Yes, Obama Is an Ambitious Elitist. So What?

My friend Mark passed along Steve Sailer’s item today noting that Obama hasn’t learned a foreign language. Mark says:

It is telling that Obama had sooooo many opportunities to learn a
foreign language under superior tutelage at elite institutions, has
always felt strongly about learning foreign languages, yet somehow
didn’t bother. My suspicion is that his mother had a copy of The Ugly
American laying around the house and that he read it as a boy and
believed it all. Don’t get me wrong–I’m all in favor of foreign
language learning, including Spanish (wealthy liberals whom I know
prefer to have their kids study French or other “high kless” languages,
rather than the language of the people who cut their lawns or clean
their houses). The reality is that any kid on a college track at a
public school or at a private school will likely be taking a foreign
language.

I think Mark is right as to fact. And his view is the same one embraced by Margaret Carlson and Mike Barnicle last night on Hardball, when they said that a president must be able to feel the common people’s pain. Barnicle said it meant a lot when Clinton cried.

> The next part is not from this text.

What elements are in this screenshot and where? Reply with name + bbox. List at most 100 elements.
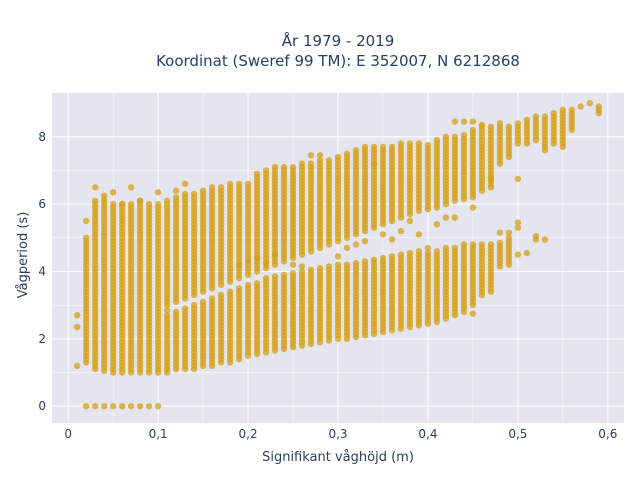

This is a false value in a leader. Clinton’s genuine ability to feel people’s pain did not keep him from pursuing globalist economic policies that helped demolish the middle class. Bush’s genuine ability to feel people’s pain (say the firefighters at Ground Zero) did not keep him from making disastrous foreign-policy decisions. A lot of presidents didn’t have this quality, including some greats. Lincoln, Jefferson, FDR, JFK, Reagan. Give me a break.

I have an idea when this false (and telegenic) value entered the political arena: when George H.W. Bush failed to recognize, on television, the computer scanning cash registers that all us common people were familiar with, at supermarkets. He lost the ’92 election in part because of that economic detachment (and yes, too, his opposition to Israeli settlements).

Presidents are going to come out of the elite, and what can anyone do about that? Myself, I love a genuinely populist leader. It’s why I was for John Edwards, and why I like Lindsey Graham and Mike Huckabee, in spite of everything, and why my heart still warms for Truman and even Ross Perot. But the critical thing I seek in a leader is intelligence and good values. Obama has both. I bet Americans have come to value intelligence in a leader in ’08 a lot more than they did in ’00. Mark is surely right when he says Obama grew up with a copy of The Ugly American, or his mother did. The Ugly American is a great book. It gave rise to the Peace Corps because it was a bestseller in Eisenhower America, showing how arrogant the American presence was in Southeast Asia. A similar arrogance pervades American foreign policy now. I think Obama, for all his elitism, completely lacks arrogance about the place of the U.S. in the world. A Harvard Law classmate told me a few weeks back that Obama is hard to know–but that he possesses “an existential humility.” I sense that in Obama. He has a great and lofty understanding of human suffering. I don’t expect that he’s going to bro’ down with people. That’s not his character. Individuals seem to mean very little to him.

And as for not learning a foreign language, yes it is revealing: it reveals ambition. As anyone who struggles to speak foreign languages can tell you (I murder two of them), it’s not easy. It takes years to master a foreign language. Obama has always had places to go, people to see. He’s been too busy to learn one, too ambitious. Didn’t see what he could get from learning one. I understand all that, it’s the meritocracy at work.

If you want a president who’s going to relate to the common man, this is not the election for you. Both establishment candidates are from the elite (much as I love Ron Paul and Nader, I’m not going there this year). Obama’s base is surely in the upper-middle-class. There can be little question about that. As Reagan’s was in the middle class (and Reagan is the model here: movement, landslide, mandate). But there is not much of a middle class now. And there are probably as many upper middle class voters as working class ones. Just guessing. Both Obama and McCain will be pandering to the poor, as Hillary did all spring, dripping with hypocrisy. It’s going to get ugly. But elitism is hardly disqualifying.